Em casos quando o próprio médico for uma Testemunha de Jeová ele terá seus próprios argumentos baseados em suas histórias como podemos ver a seguir:
“(...) Visto que o irmão medico é quem determina o que será administrado ao paciente, ele não prescreveria ou ordenaria a transfusão de sangue, pois a bíblia é bem explícita quanto ao assunto. (Gênesis 9:3, 4; Atos 15:28, 29)...Talvez surjam situações em que outros esperam que o médico prescreva a transfusão de sangue. Como é que o irmão médico atuaria em tais situações? Na maioria dos casos é possível transferir o paciente para cuidados de outro médico...Prevendo a possibilidade de ocorrer situações de emergência e a transfusão for indispensável, alguns ajustam a sua rotina de trabalho para evitar ao máximo situações como essa(...)”
(“É guiado pela Sensível Consciência Cristã?”, A Sentinela, 1º out. 1975, p.598ª 604)

Por todo o exposto apresentado venho finalizar esse artigo com a seguinte questão, deve-se levar em consideração o bem jurídico mais importante que é a vida bem como a dignidade da pessoa humana, afim de se respeitar tanto do lado religioso como jurídico.

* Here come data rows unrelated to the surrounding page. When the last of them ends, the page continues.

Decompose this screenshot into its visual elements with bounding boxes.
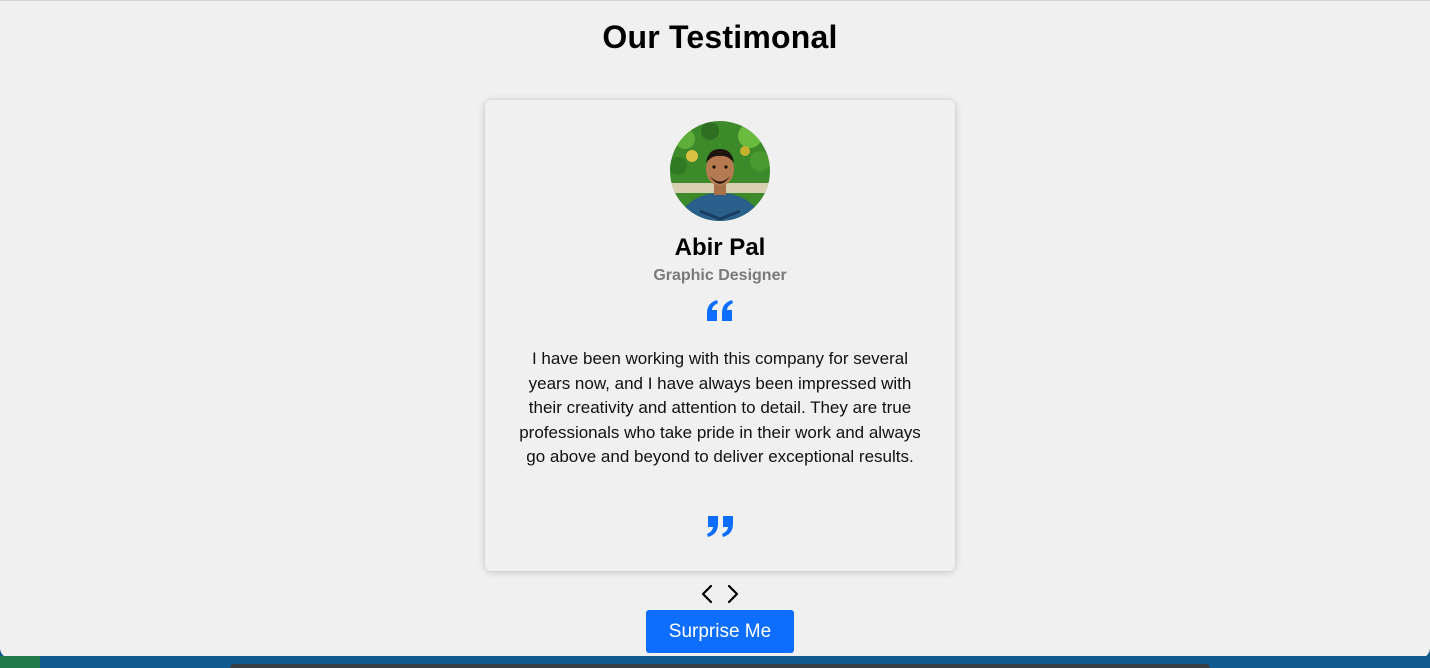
next-button[interactable] xyxy=(722,581,744,607)
testimonial-text: I have been working with this company fo… xyxy=(519,349,921,467)
testimonial-card: Abir Pal Graphic Designer I have been wo… xyxy=(485,100,955,571)
testimonial-navigation xyxy=(696,581,744,607)
dock xyxy=(230,664,1210,668)
prev-button[interactable] xyxy=(696,581,718,607)
chevron-left-icon xyxy=(701,584,713,604)
quote-left-icon xyxy=(707,300,733,321)
surprise-me-button[interactable]: Surprise Me xyxy=(646,610,794,653)
chevron-right-icon xyxy=(727,584,739,604)
person-role: Graphic Designer xyxy=(653,267,787,284)
page-title: Our Testimonal xyxy=(602,19,838,55)
desktop-taskbar xyxy=(0,656,1430,668)
avatar xyxy=(670,121,770,221)
person-photo-icon xyxy=(670,121,770,221)
testimonial-page: Our Testimonal Abir Pal Graphic Designer… xyxy=(0,0,1430,658)
quote-right-icon xyxy=(707,516,733,537)
person-name: Abir Pal xyxy=(674,234,766,261)
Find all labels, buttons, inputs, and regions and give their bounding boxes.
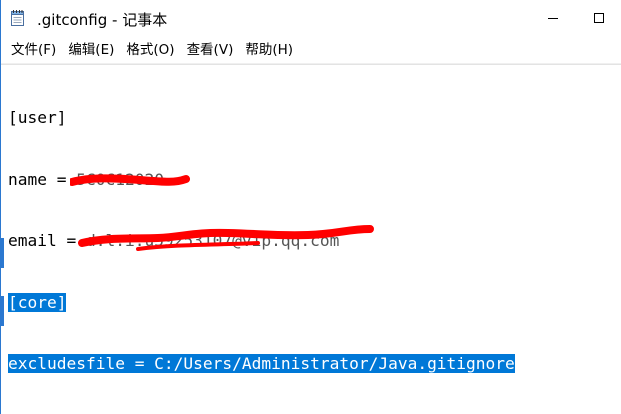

REFERÊNCIAS BIBLIOGRÁFICAS

Testemunhas de Jeová. Enciclopédia livre. 10 maio 2011. Disponível em: <http://pt.wikipedia.org/wiki/Testemunhas_de_Jeov%C3%A1>. Acesso em: 14 abril 2013.
Tradução do Novo Mundo das Escrituras Sagradas com referências. Sociedade Torre de Vigia de Bíblias e Tratados de Nova Iorque. 1º jan. 1984
Carta Orientadora. Sociedade Torre de Vigia de Bíblias e Tratados. Nº 29;2 out. 1995.
Lei - Código Civil e Código Penal Brasileiro
O caso das Testemunhas de Jeová e a transfusão de sangue. Revista Jus Navigandi. Fev. 2005. Disponível em: <http://jus.com.br/revista/texto/6641/o-caso-das-testemunhas-de-jeova-e-a-transfusao-de-sangue>. Acesso em: 21 abril 2013.
BORGES, Camila et al. O Marco Zero do Cruso de Direito: Colisão de Direitos Fundamentais: Direito X Crença Religiosa. Barretos, 2011. Fauldade Barretos. Alunos do 1 ano de Direito 2011.